Dozzle versions prior to 8.5.3 stored user passwords using SHA-256, a weak hash that is vulnerable to rainbow-table attacks; upgrading to version 8.5.3 or later switches password hashing to bcrypt, mitigating the issue.

Score
A numerical rating that indicates how dangerous this vulnerability is.

7.5High

Published Date:Sep 27, 2024
CISA KEV Date:*No Data*
Industries Affected:20

Threat Predictions

EPSS Score:0.2
EPSS Percentile:42%

Exploitability

Score:3.9
Attack Vector:NETWORK
Attack Complexity:LOW
Privileges Required:NONE
User Interaction:NONE
Scope:UNCHANGED

Impact

Score:3.6
Confidentiality Impact:HIGH
Integrity Impact:NONE
Availability Impact:NONE

Description Preview

Overview

Dozzle before version 8.5.3 used SHA-256 to hash passwords, which is not ideal for password storage and makes accounts vulnerable to rainbow-table attacks when an attacker can reach the login interface over the network. The vulnerability is mitigated by the move to bcrypt in version 8.5.3, which provides proper salting and iteration-based hashing to resist precomputed attacks.

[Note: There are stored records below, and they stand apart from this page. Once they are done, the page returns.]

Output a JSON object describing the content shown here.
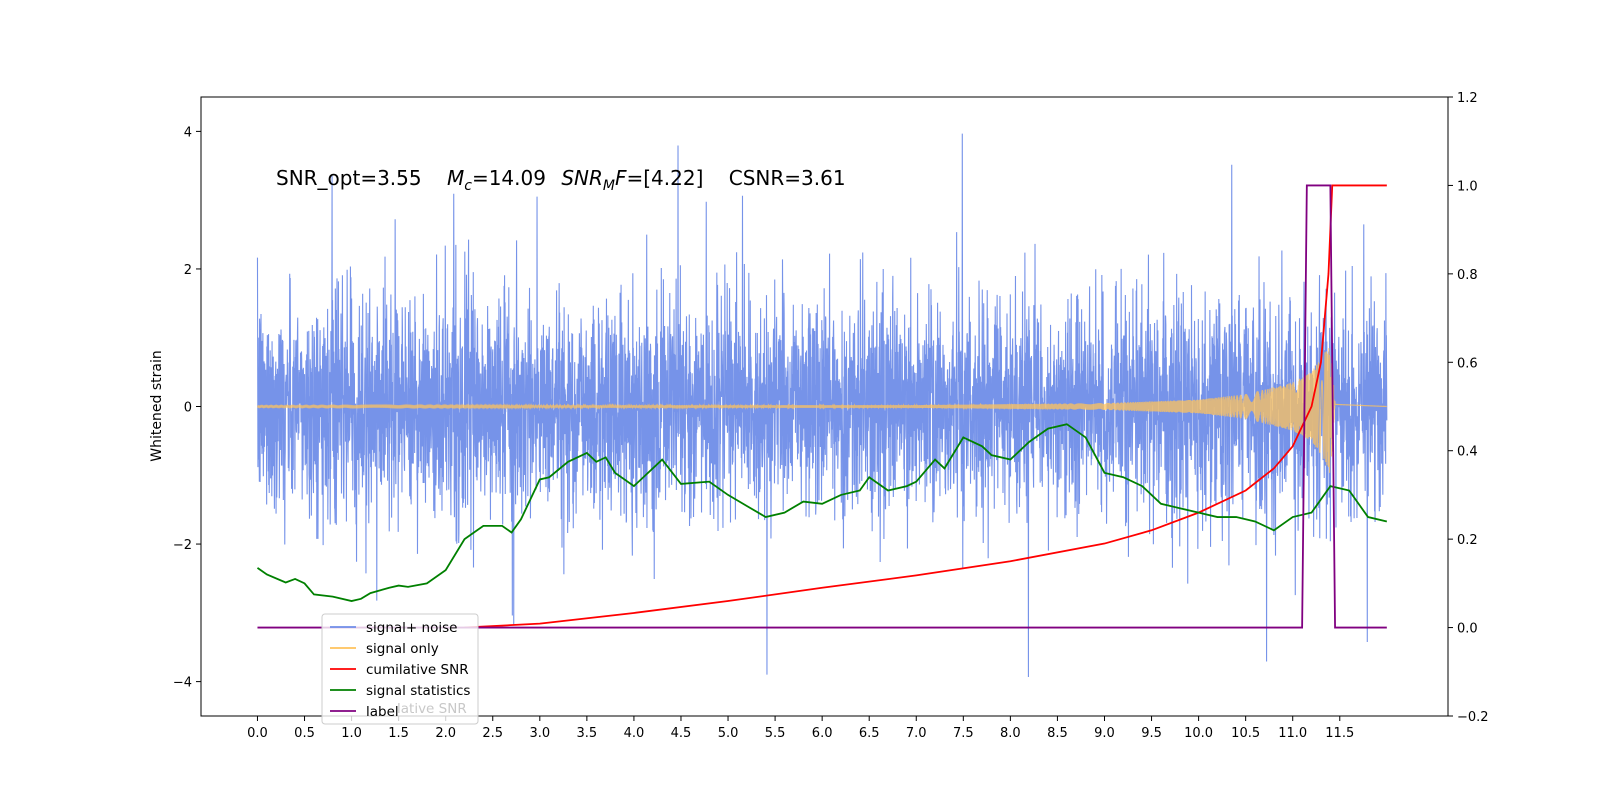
{
  "chart_data": {
    "type": "line",
    "annotation": {
      "snr_opt": "SNR_opt=3.55",
      "mc_symbol": "M",
      "mc_sub": "c",
      "mc_value": "=14.09",
      "snrmf_symbol": "SNR",
      "snrmf_sub": "M",
      "snrmf_f": "F",
      "snrmf_value": "=[4.22]",
      "csnr": "CSNR=3.61"
    },
    "ylabel_left": "Whitened strain",
    "ylabel_right": "",
    "xlabel": "",
    "xlim": [
      -0.6,
      12.65
    ],
    "ylim_left": [
      -4.5,
      4.5
    ],
    "ylim_right": [
      -0.2,
      1.2
    ],
    "x_ticks": [
      "0.0",
      "0.5",
      "1.0",
      "1.5",
      "2.0",
      "2.5",
      "3.0",
      "3.5",
      "4.0",
      "4.5",
      "5.0",
      "5.5",
      "6.0",
      "6.5",
      "7.0",
      "7.5",
      "8.0",
      "8.5",
      "9.0",
      "9.5",
      "10.0",
      "10.5",
      "11.0",
      "11.5"
    ],
    "y_ticks_left": [
      -4,
      -2,
      0,
      2,
      4
    ],
    "y_ticks_right": [
      "−0.2",
      "0.0",
      "0.2",
      "0.4",
      "0.6",
      "0.8",
      "1.0",
      "1.2"
    ],
    "legend": {
      "placement": "lower-left",
      "entries": [
        {
          "label": "signal+ noise",
          "color": "#6f8de8"
        },
        {
          "label": "signal only",
          "color": "#ffc35c"
        },
        {
          "label": "cumilative SNR",
          "color": "#ff0000"
        },
        {
          "label": "signal statistics",
          "color": "#008000"
        },
        {
          "label": "label",
          "color": "#800080"
        }
      ],
      "overlapped_text": "lative SNR"
    },
    "series": [
      {
        "name": "signal+ noise",
        "axis": "left",
        "color": "#6f8de8",
        "description": "whitened noisy strain, amplitude mostly within ±2, spikes to ±4",
        "x_range": [
          0.0,
          12.0
        ],
        "envelope_typical": 1.9,
        "envelope_peak": 4.1
      },
      {
        "name": "signal only",
        "axis": "left",
        "color": "#ffc35c",
        "description": "chirp waveform growing near merger",
        "x_range": [
          0.0,
          12.0
        ],
        "amplitude_points": [
          [
            0,
            0.01
          ],
          [
            7,
            0.02
          ],
          [
            9,
            0.05
          ],
          [
            10,
            0.1
          ],
          [
            10.5,
            0.18
          ],
          [
            11,
            0.35
          ],
          [
            11.2,
            0.5
          ],
          [
            11.35,
            0.8
          ],
          [
            11.4,
            1.0
          ],
          [
            11.45,
            0.05
          ],
          [
            12,
            0.0
          ]
        ]
      },
      {
        "name": "cumilative SNR",
        "axis": "right",
        "color": "#ff0000",
        "points": [
          [
            2.2,
            0.0
          ],
          [
            3.0,
            0.009
          ],
          [
            4.0,
            0.033
          ],
          [
            5.0,
            0.06
          ],
          [
            6.0,
            0.09
          ],
          [
            7.0,
            0.118
          ],
          [
            8.0,
            0.15
          ],
          [
            9.0,
            0.19
          ],
          [
            9.5,
            0.22
          ],
          [
            10.0,
            0.26
          ],
          [
            10.5,
            0.31
          ],
          [
            10.8,
            0.36
          ],
          [
            11.0,
            0.41
          ],
          [
            11.2,
            0.5
          ],
          [
            11.3,
            0.6
          ],
          [
            11.38,
            0.8
          ],
          [
            11.42,
            1.0
          ],
          [
            12.0,
            1.0
          ]
        ]
      },
      {
        "name": "signal statistics",
        "axis": "right",
        "color": "#008000",
        "points": [
          [
            0.0,
            0.135
          ],
          [
            0.1,
            0.12
          ],
          [
            0.3,
            0.102
          ],
          [
            0.4,
            0.11
          ],
          [
            0.5,
            0.1
          ],
          [
            0.6,
            0.075
          ],
          [
            0.8,
            0.07
          ],
          [
            1.0,
            0.06
          ],
          [
            1.1,
            0.065
          ],
          [
            1.2,
            0.078
          ],
          [
            1.4,
            0.09
          ],
          [
            1.5,
            0.095
          ],
          [
            1.6,
            0.092
          ],
          [
            1.8,
            0.1
          ],
          [
            2.0,
            0.13
          ],
          [
            2.2,
            0.2
          ],
          [
            2.3,
            0.215
          ],
          [
            2.4,
            0.23
          ],
          [
            2.6,
            0.23
          ],
          [
            2.7,
            0.215
          ],
          [
            2.8,
            0.245
          ],
          [
            3.0,
            0.335
          ],
          [
            3.1,
            0.34
          ],
          [
            3.3,
            0.375
          ],
          [
            3.5,
            0.395
          ],
          [
            3.6,
            0.375
          ],
          [
            3.7,
            0.385
          ],
          [
            3.8,
            0.35
          ],
          [
            4.0,
            0.32
          ],
          [
            4.1,
            0.34
          ],
          [
            4.3,
            0.38
          ],
          [
            4.5,
            0.325
          ],
          [
            4.8,
            0.33
          ],
          [
            5.0,
            0.3
          ],
          [
            5.2,
            0.275
          ],
          [
            5.4,
            0.25
          ],
          [
            5.6,
            0.26
          ],
          [
            5.8,
            0.285
          ],
          [
            6.0,
            0.28
          ],
          [
            6.2,
            0.3
          ],
          [
            6.4,
            0.31
          ],
          [
            6.5,
            0.34
          ],
          [
            6.7,
            0.31
          ],
          [
            6.9,
            0.32
          ],
          [
            7.0,
            0.33
          ],
          [
            7.2,
            0.38
          ],
          [
            7.3,
            0.36
          ],
          [
            7.5,
            0.43
          ],
          [
            7.7,
            0.41
          ],
          [
            7.8,
            0.39
          ],
          [
            8.0,
            0.38
          ],
          [
            8.2,
            0.42
          ],
          [
            8.4,
            0.45
          ],
          [
            8.6,
            0.46
          ],
          [
            8.8,
            0.43
          ],
          [
            9.0,
            0.35
          ],
          [
            9.2,
            0.34
          ],
          [
            9.4,
            0.32
          ],
          [
            9.6,
            0.28
          ],
          [
            9.8,
            0.27
          ],
          [
            10.0,
            0.26
          ],
          [
            10.2,
            0.25
          ],
          [
            10.4,
            0.25
          ],
          [
            10.6,
            0.24
          ],
          [
            10.8,
            0.22
          ],
          [
            11.0,
            0.25
          ],
          [
            11.2,
            0.26
          ],
          [
            11.4,
            0.32
          ],
          [
            11.6,
            0.31
          ],
          [
            11.8,
            0.25
          ],
          [
            12.0,
            0.24
          ]
        ]
      },
      {
        "name": "label",
        "axis": "right",
        "color": "#800080",
        "points": [
          [
            0.0,
            0.0
          ],
          [
            11.1,
            0.0
          ],
          [
            11.15,
            1.0
          ],
          [
            11.4,
            1.0
          ],
          [
            11.45,
            0.0
          ],
          [
            12.0,
            0.0
          ]
        ]
      }
    ]
  }
}
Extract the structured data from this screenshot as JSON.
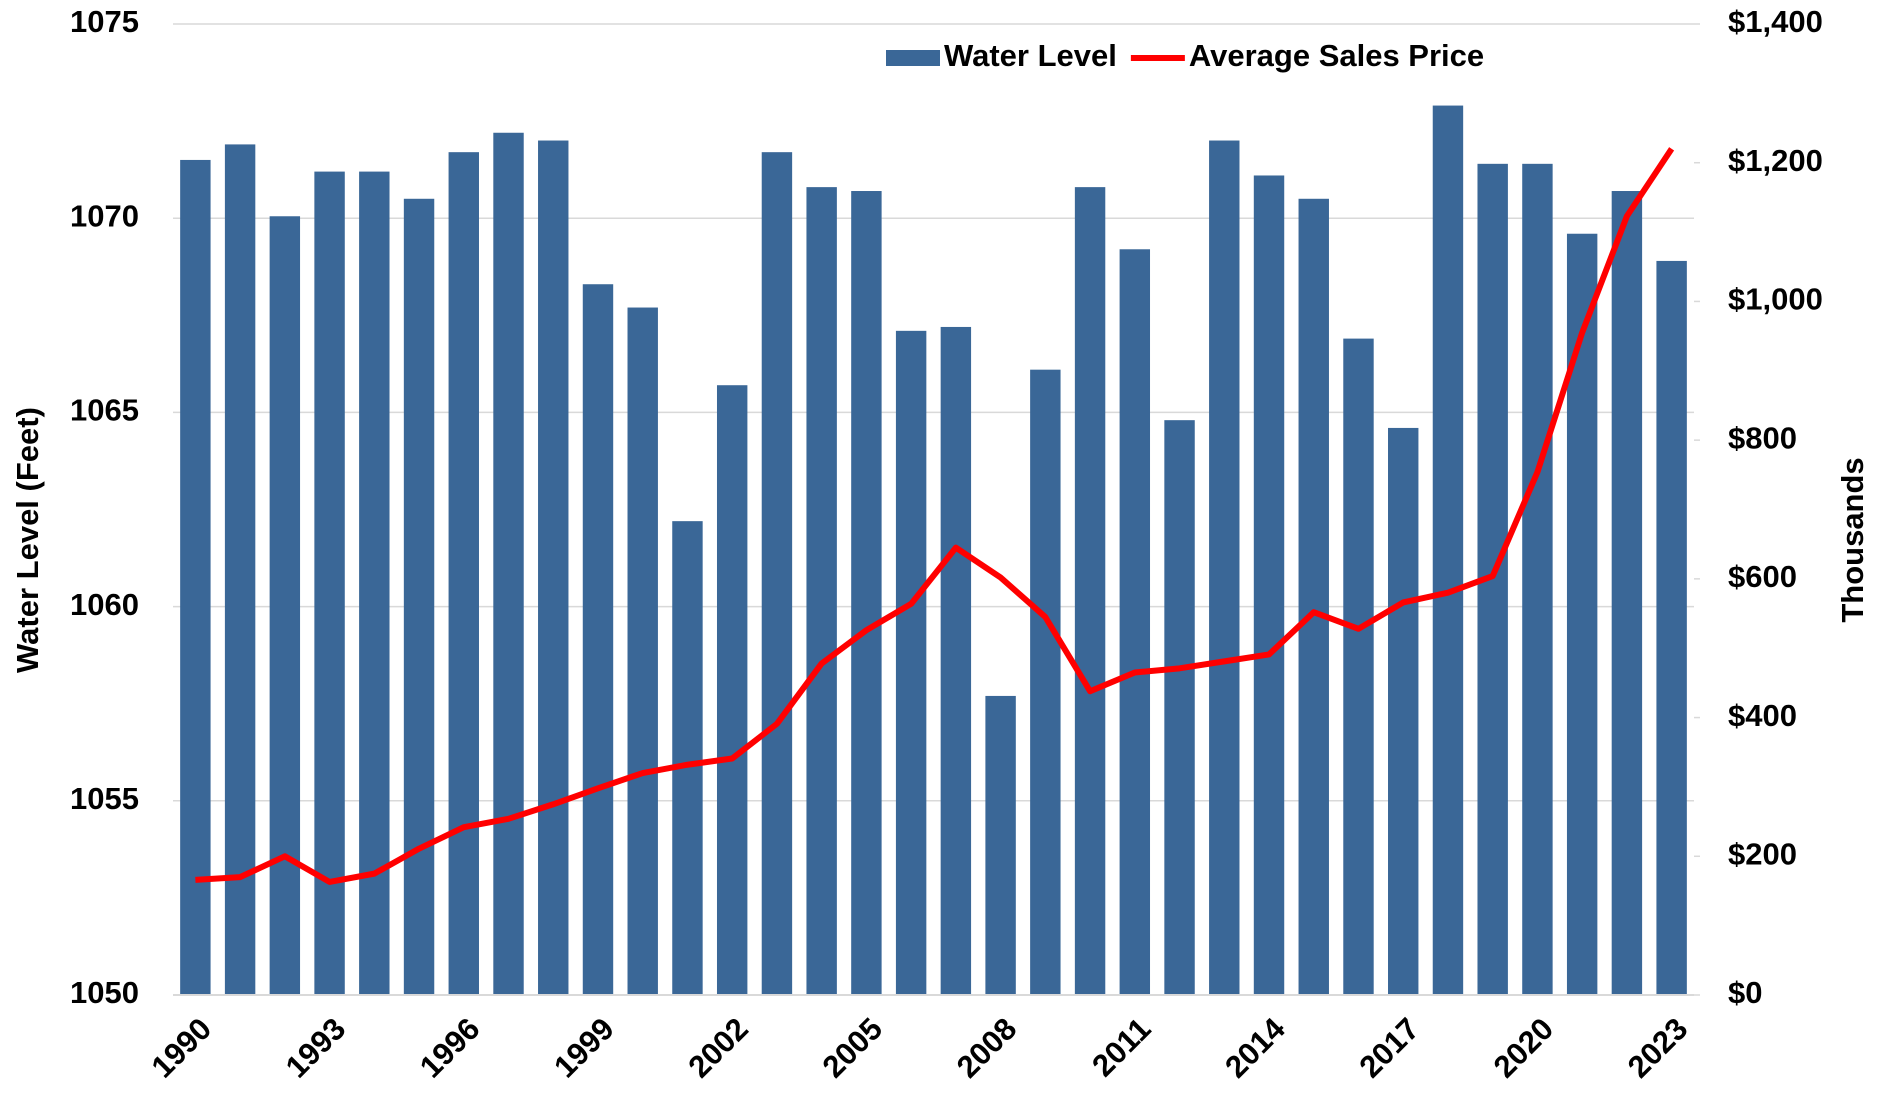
{
  "chart_data": {
    "type": "bar-line",
    "ylabel": "Water Level (Feet)",
    "y2label": "Thousands",
    "categories": [
      "1990",
      null,
      null,
      "1993",
      null,
      null,
      "1996",
      null,
      null,
      "1999",
      null,
      null,
      "2002",
      null,
      null,
      "2005",
      null,
      null,
      "2008",
      null,
      null,
      "2011",
      null,
      null,
      "2014",
      null,
      null,
      "2017",
      null,
      null,
      "2020",
      null,
      null,
      "2023"
    ],
    "series": [
      {
        "name": "Water Level",
        "type": "bar",
        "color": "#3a6797",
        "values": [
          1071.5,
          1071.9,
          1070.05,
          1071.2,
          1071.2,
          1070.5,
          1071.7,
          1072.2,
          1072.0,
          1068.3,
          1067.7,
          1062.2,
          1065.7,
          1071.7,
          1070.8,
          1070.7,
          1067.1,
          1067.2,
          1057.7,
          1066.1,
          1070.8,
          1069.2,
          1064.8,
          1072.0,
          1071.1,
          1070.5,
          1066.9,
          1064.6,
          1072.9,
          1071.4,
          1071.4,
          1069.6,
          1070.7,
          1068.9
        ]
      },
      {
        "name": "Average Sales Price",
        "type": "line",
        "axis": "y2",
        "color": "#ff0000",
        "values": [
          166,
          170,
          200,
          163,
          175,
          211,
          242,
          254,
          275,
          298,
          320,
          332,
          341,
          391,
          478,
          526,
          564,
          645,
          602,
          545,
          438,
          465,
          471,
          481,
          491,
          552,
          528,
          566,
          580,
          604,
          754,
          955,
          1123,
          1220
        ]
      }
    ],
    "ylim": [
      1050,
      1075
    ],
    "yticks": [
      1050,
      1055,
      1060,
      1065,
      1070,
      1075
    ],
    "y2lim": [
      0,
      1400
    ],
    "y2ticks": [
      {
        "value": 0,
        "label": "$0"
      },
      {
        "value": 200,
        "label": "$200"
      },
      {
        "value": 400,
        "label": "$400"
      },
      {
        "value": 600,
        "label": "$600"
      },
      {
        "value": 800,
        "label": "$800"
      },
      {
        "value": 1000,
        "label": "$1,000"
      },
      {
        "value": 1200,
        "label": "$1,200"
      },
      {
        "value": 1400,
        "label": "$1,400"
      }
    ],
    "grid": true,
    "legend": "top-right"
  }
}
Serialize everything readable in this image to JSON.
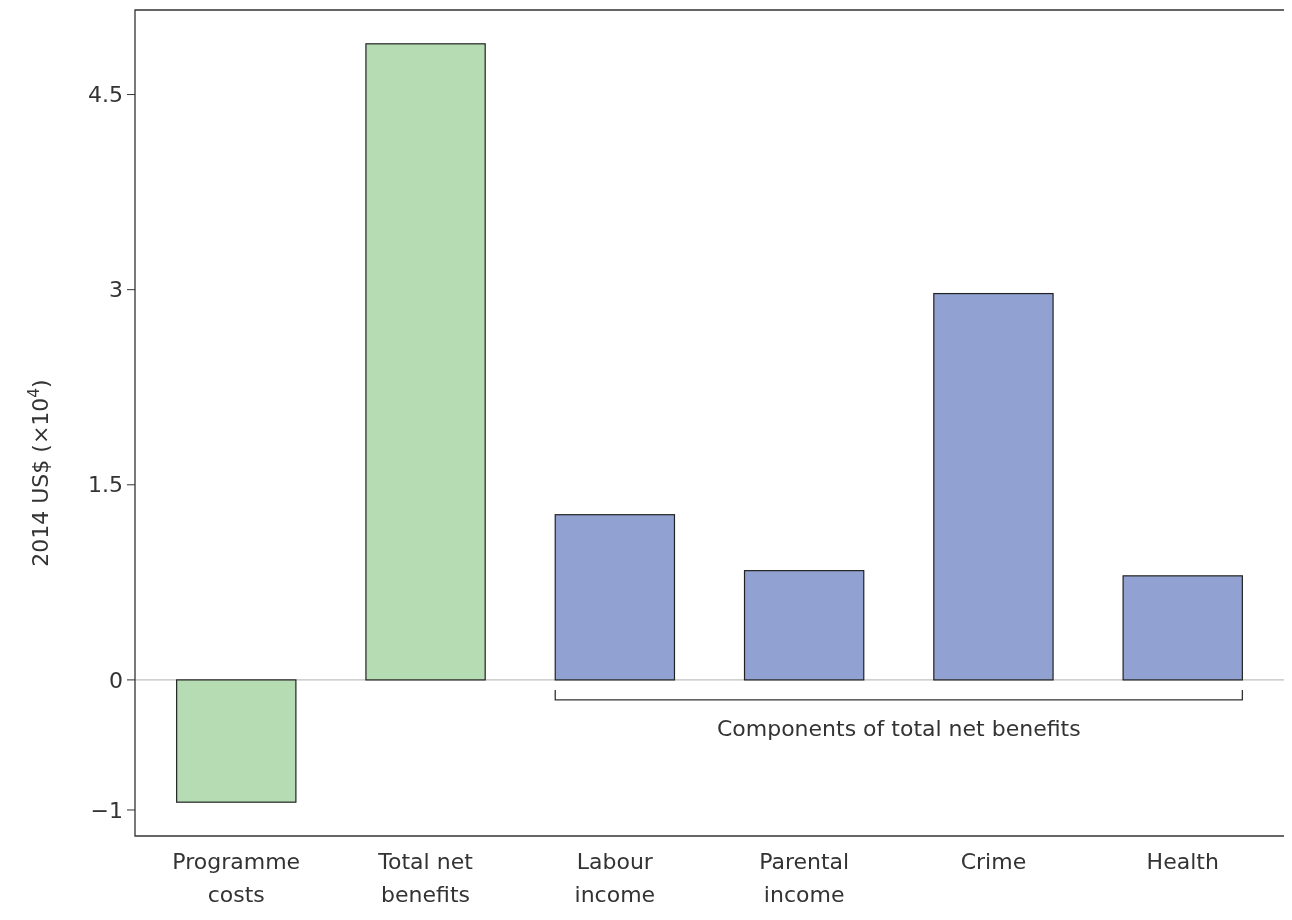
{
  "chart_data": {
    "type": "bar",
    "ylabel": "2014 US$ (×10$^{4}$)",
    "categories": [
      "Programme costs",
      "Total net benefits",
      "Labour income",
      "Parental income",
      "Crime",
      "Health"
    ],
    "values": [
      -0.94,
      4.89,
      1.27,
      0.84,
      2.97,
      0.8
    ],
    "colors": [
      "#b6dcb4",
      "#b6dcb4",
      "#91a2d2",
      "#91a2d2",
      "#91a2d2",
      "#91a2d2"
    ],
    "ylim": [
      -1.2,
      5.15
    ],
    "yticks": [
      -1,
      0,
      1.5,
      3,
      4.5
    ],
    "ref_lines": [
      {
        "axis": "y",
        "value": 0,
        "color": "#c0c0c0"
      }
    ],
    "annotations": [
      "Components of total net benefits"
    ],
    "grid": false
  }
}
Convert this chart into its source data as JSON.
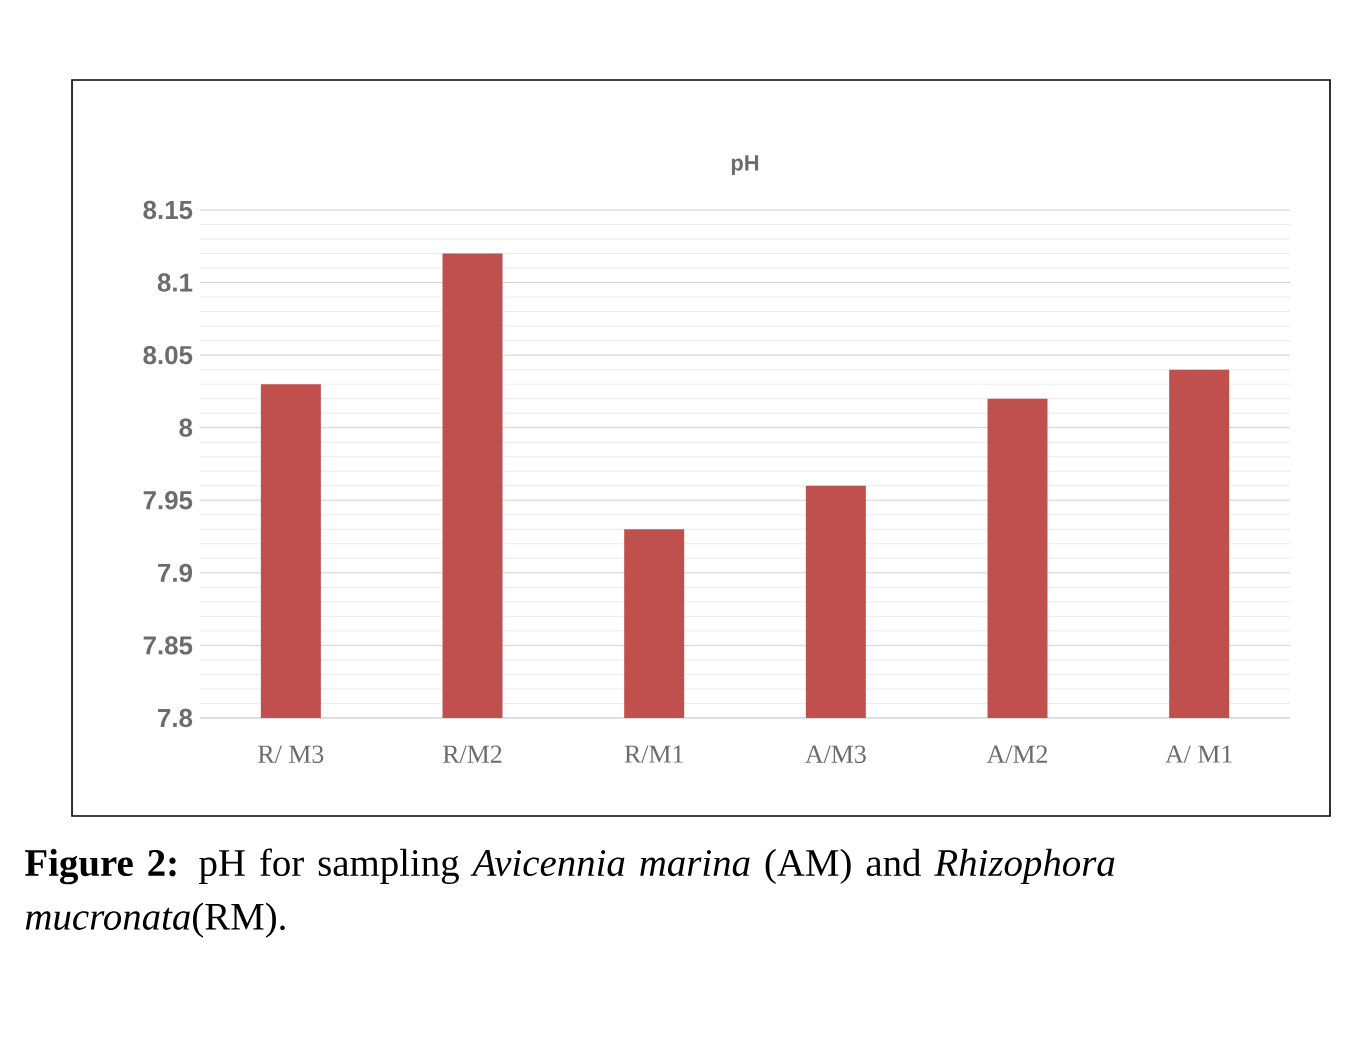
{
  "chart_data": {
    "type": "bar",
    "title": "pH",
    "categories": [
      "R/ M3",
      "R/M2",
      "R/M1",
      "A/M3",
      "A/M2",
      "A/ M1"
    ],
    "values": [
      8.03,
      8.12,
      7.93,
      7.96,
      8.02,
      8.04
    ],
    "color": "#c0504d",
    "ylim": [
      7.8,
      8.15
    ],
    "yticks": [
      7.8,
      7.85,
      7.9,
      7.95,
      8,
      8.05,
      8.1,
      8.15
    ],
    "grid": true,
    "annotations": [
      "**Figure 2:** pH for sampling *Avicennia marina* (AM) and *Rhizophora mucronata*(RM)."
    ]
  }
}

The affected scope includes all releases prior to 8.5.3, and exploitation requires network access with no user interaction.

Remediation

Upgrade Dozzle to version 8.5.3 or later to ensure bcrypt is used for password hashing.
After upgrading, force a global password reset or re-authentication for all users to ensure all credentials are rehashed with bcrypt (if the system does not automatically rehash on upgrade).
If upgrading is not immediately possible, limit exposure:
Restrict Dozzle access to trusted networks and require TLS.
Place Dozzle behind a secure reverse proxy with access controls.
Disable or tightly control any unauthenticated or public endpoints.
Plan and implement a user password rotation/reset campaign as a temporary measure.
Review monitoring and audit logs for authentication events and verify that password storage uses bcrypt going forward.